Sie beschreibt das Gefühl, mit dem viele Patienten zu ihr kommen, als ein tiefes Gefühl der Verunsicherung, als ob jemand nicht in der eigenen Haut steckt. Die meisten haben das Massaker nicht selbst erlebt, sondern in den sozialen Medien verfolgt. Bilder wie die von jungen Festivalgästen, die gefangen, erniedrigt und erschossen wurden.
Bilder, die den Überlebensinstinkt ansprechen
Ein junger Mann, den Lawy betreut, habe solche Aufnahmen für seine Arbeit immer wieder ansehen müssen. Er sei arbeitsunfähig, könne nicht schlafen und habe Depressionen - dies seien Symptome eines Sekundärtraumas.
"Wir reden über Bilder, die schnell in unserer Erinnerung gespeichert werden, weil sie unseren Überlebensinstinkt ansprechen. Diese Erinnerungen können getriggert werden und Traumata auslösen. So können Menschen, die nicht Opfer der Angriffe sind, posttraumatische Symptome haben, wie Flashbacks der Szenen, die sie gesehen haben, auch wenn sie nicht dabei waren", betont Lawy.

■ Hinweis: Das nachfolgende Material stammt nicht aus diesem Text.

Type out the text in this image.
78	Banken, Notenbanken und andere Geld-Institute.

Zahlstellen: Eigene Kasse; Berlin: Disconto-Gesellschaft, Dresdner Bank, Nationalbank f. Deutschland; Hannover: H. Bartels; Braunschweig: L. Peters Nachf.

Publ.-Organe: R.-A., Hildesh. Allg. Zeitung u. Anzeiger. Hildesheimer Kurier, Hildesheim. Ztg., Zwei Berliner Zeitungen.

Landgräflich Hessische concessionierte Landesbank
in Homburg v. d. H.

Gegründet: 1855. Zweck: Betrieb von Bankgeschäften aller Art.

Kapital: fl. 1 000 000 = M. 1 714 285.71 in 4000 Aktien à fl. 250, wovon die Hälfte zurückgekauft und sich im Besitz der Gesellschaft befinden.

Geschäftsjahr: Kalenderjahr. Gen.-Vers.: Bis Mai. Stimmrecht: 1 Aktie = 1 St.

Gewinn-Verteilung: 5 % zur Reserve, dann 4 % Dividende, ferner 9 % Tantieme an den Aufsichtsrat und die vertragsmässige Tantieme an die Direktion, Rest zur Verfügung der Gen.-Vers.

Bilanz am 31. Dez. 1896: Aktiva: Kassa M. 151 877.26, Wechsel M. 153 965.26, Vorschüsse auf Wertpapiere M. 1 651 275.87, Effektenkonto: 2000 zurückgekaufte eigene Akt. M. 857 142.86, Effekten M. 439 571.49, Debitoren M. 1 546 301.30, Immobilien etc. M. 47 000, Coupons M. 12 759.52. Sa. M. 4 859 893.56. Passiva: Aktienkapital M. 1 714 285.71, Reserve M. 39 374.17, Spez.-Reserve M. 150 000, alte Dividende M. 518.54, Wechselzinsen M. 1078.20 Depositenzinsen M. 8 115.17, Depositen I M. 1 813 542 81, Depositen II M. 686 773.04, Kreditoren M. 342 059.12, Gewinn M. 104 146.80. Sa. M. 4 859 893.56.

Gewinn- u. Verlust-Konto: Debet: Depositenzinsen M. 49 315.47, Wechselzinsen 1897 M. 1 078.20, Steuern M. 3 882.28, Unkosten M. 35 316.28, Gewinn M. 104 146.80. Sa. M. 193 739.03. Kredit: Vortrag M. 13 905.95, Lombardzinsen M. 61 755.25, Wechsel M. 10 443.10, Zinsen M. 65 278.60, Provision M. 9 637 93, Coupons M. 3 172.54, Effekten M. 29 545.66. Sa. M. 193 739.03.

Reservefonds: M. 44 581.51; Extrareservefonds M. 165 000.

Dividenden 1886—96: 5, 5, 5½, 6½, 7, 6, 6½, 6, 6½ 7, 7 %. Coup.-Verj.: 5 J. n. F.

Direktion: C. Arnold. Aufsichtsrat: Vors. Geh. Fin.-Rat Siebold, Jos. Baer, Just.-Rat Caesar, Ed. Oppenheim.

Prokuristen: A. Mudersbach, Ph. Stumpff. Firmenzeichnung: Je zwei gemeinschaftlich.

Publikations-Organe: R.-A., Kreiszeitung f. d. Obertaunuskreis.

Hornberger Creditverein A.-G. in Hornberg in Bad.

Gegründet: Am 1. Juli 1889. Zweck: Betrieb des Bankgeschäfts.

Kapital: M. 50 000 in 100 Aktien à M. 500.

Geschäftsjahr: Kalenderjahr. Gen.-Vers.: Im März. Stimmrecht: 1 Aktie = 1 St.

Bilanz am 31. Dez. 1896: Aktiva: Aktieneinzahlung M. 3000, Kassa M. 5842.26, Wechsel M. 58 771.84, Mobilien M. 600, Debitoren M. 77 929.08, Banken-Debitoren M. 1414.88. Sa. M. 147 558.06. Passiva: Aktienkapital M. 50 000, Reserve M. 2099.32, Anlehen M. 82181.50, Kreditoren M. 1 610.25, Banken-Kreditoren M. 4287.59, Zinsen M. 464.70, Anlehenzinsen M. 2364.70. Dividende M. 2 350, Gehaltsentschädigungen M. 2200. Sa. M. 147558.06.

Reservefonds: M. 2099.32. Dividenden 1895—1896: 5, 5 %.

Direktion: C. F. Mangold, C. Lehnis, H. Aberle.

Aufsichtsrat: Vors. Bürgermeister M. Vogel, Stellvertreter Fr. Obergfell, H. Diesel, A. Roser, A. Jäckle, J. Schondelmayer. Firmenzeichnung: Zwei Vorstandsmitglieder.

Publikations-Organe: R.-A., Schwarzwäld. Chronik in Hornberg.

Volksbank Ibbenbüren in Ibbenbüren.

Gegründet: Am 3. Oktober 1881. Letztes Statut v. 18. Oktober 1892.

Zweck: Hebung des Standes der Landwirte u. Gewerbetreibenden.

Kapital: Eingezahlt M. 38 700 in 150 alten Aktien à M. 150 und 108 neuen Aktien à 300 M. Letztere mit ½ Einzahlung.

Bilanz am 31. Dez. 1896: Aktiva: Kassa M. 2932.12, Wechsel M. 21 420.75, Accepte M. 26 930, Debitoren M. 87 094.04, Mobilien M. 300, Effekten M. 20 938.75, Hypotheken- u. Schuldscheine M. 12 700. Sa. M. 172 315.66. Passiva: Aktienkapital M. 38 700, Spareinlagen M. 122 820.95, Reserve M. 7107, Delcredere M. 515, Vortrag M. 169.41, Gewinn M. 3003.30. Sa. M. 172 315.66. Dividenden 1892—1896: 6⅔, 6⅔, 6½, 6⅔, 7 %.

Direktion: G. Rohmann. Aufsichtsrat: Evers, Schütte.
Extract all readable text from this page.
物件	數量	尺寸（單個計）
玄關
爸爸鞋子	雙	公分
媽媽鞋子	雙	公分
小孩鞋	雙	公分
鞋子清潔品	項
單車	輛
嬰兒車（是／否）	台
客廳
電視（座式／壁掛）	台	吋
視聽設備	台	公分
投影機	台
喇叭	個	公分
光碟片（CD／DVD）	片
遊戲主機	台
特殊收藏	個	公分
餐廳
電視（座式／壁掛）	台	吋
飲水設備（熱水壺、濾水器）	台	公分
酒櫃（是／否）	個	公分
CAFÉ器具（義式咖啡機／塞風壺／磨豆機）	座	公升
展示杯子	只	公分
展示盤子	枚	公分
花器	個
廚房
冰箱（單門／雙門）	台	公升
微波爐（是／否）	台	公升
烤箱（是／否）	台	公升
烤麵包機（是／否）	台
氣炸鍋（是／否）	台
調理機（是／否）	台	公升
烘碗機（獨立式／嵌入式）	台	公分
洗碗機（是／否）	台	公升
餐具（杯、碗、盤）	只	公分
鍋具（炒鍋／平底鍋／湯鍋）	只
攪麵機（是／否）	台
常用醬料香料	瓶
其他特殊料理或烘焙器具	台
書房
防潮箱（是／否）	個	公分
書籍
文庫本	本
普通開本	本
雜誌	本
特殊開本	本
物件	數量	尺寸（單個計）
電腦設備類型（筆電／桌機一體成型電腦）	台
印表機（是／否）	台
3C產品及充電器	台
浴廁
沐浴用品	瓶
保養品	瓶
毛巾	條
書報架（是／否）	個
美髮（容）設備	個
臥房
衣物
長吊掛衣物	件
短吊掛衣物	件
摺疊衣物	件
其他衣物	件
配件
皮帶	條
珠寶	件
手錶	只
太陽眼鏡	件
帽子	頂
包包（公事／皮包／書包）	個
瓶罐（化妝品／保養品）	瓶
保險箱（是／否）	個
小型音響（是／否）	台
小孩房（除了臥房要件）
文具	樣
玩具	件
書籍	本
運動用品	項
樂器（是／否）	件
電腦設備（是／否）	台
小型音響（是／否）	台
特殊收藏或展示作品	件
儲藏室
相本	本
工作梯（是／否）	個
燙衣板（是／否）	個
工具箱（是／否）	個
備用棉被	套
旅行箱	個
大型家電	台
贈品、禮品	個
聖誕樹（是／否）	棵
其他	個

Internationale Unterstützung soll untergraben werden
Die psychologische Kriegsführung gehe aber noch weiter, sagt der Experte Schleifer. Wenn versucht wird, mit Bildern die Wahrnehmung zu manipulieren, wenn sogar Sympathie erzeugt werden soll. Schleifer nennt in diesem Zusammenhang Bilder, auf denen Geiseln ihren Entführer zum Abschied winken und Hände schütteln. In einem Hamas-Video sei zu hören, wie ein Terrorist die Geiseln auffordert, weiter zu winken.
Nicht anders verhält es sich, wenn aus dem Gazastreifen Bilder der totalen Zerstörung gepostet werden. Die Hamas bezweckt damit, dass die Unterstützung Israels in der Welt schwindet. Auch so kann ein Gefühl der Schuld vermittelt werden, sagt Schleifer. "Schuld ist ein sehr effektives Mittel der Überzeugung. Wenn die eigenen Waffen nicht ausreichen, um den Feind zu besiegen, müssen sie den Feind überzeugen, nicht den Abzug zu drücken."
In der Bildersprache des Krieges wäre eine anhaltende Waffenruhe ein Sieg der Hamas, sagt Schleifer. Für Israel wäre es der Bruch des Versprechens an die Bevölkerung, die Hamas zu zerstören und die Sicherheit wiederherzustellen. Und so geht er weiter der Krieg der Bilder und der Krieg in Gaza.